Fast and explainable clustering in the Manhattan and Tanimoto distance
This work provides a faster and more explainable clustering method for domains like cheminformatics, though it is incremental as it adapts an existing algorithm to new metrics.
The authors extended the CLASSIX clustering algorithm to support Manhattan and Tanimoto distances, using norms and triangle inequalities for sorting and search termination, resulting in up to 80 times faster clustering with higher quality on a chemical fingerprint benchmark.
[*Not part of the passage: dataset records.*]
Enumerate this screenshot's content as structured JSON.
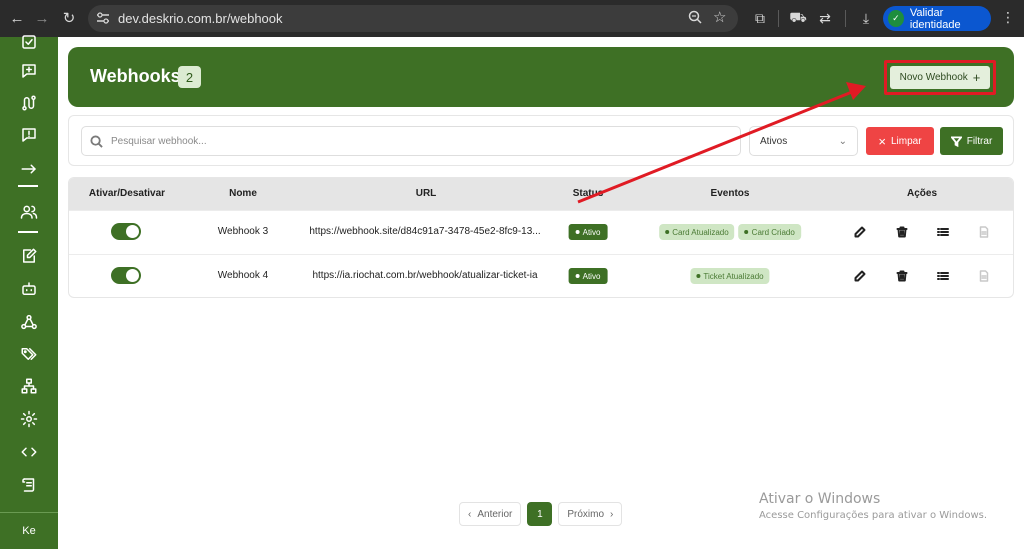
{
  "browser": {
    "url": "dev.deskrio.com.br/webhook",
    "validate_label": "Validar identidade"
  },
  "sidebar": {
    "icons": [
      "checkbox-icon",
      "message-plus-icon",
      "route-icon",
      "message-alert-icon",
      "arrow-right-icon",
      "users-icon",
      "edit-note-icon",
      "bot-icon",
      "webhook-icon",
      "tags-icon",
      "network-icon",
      "gear-icon",
      "code-icon",
      "scroll-icon"
    ],
    "avatar_initials": "Ke"
  },
  "header": {
    "title": "Webhooks",
    "count": "2",
    "new_button_label": "Novo Webhook",
    "new_button_icon": "+"
  },
  "filters": {
    "search_placeholder": "Pesquisar webhook...",
    "status_value": "Ativos",
    "clear_label": "Limpar",
    "clear_icon": "×",
    "filter_label": "Filtrar"
  },
  "table": {
    "columns": [
      "Ativar/Desativar",
      "Nome",
      "URL",
      "Status",
      "Eventos",
      "Ações"
    ],
    "rows": [
      {
        "enabled": true,
        "name": "Webhook 3",
        "url": "https://webhook.site/d84c91a7-3478-45e2-8fc9-13...",
        "status": "Ativo",
        "events": [
          "Card Atualizado",
          "Card Criado"
        ]
      },
      {
        "enabled": true,
        "name": "Webhook 4",
        "url": "https://ia.riochat.com.br/webhook/atualizar-ticket-ia",
        "status": "Ativo",
        "events": [
          "Ticket Atualizado"
        ]
      }
    ]
  },
  "pagination": {
    "prev_label": "Anterior",
    "next_label": "Próximo",
    "current_page": "1"
  },
  "watermark": {
    "title": "Ativar o Windows",
    "subtitle": "Acesse Configurações para ativar o Windows."
  },
  "colors": {
    "brand_green": "#3e7025",
    "danger_red": "#ef4444",
    "annotation_red": "#e01b24"
  }
}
The CLASSIX algorithm is a fast and explainable approach to data clustering. In its original form, this algorithm exploits the sorting of the data points by their first principal component to truncate the search for nearby data points, with nearness being defined in terms of the Euclidean distance. Here we extend CLASSIX to other distance metrics, including the Manhattan distance and the Tanimoto distance. Instead of principal components, we use an appropriate norm of the data vectors as the sorting criterion, combined with the triangle inequality for search termination. In the case of Tanimoto distance, a provably sharper intersection inequality is used to further boost the performance of the new algorithm. On a real-world chemical fingerprint benchmark, CLASSIX Tanimoto is about 30 times faster than the Taylor--Butina algorithm, and about 80 times faster than DBSCAN, while computing higher-quality clusters in both cases.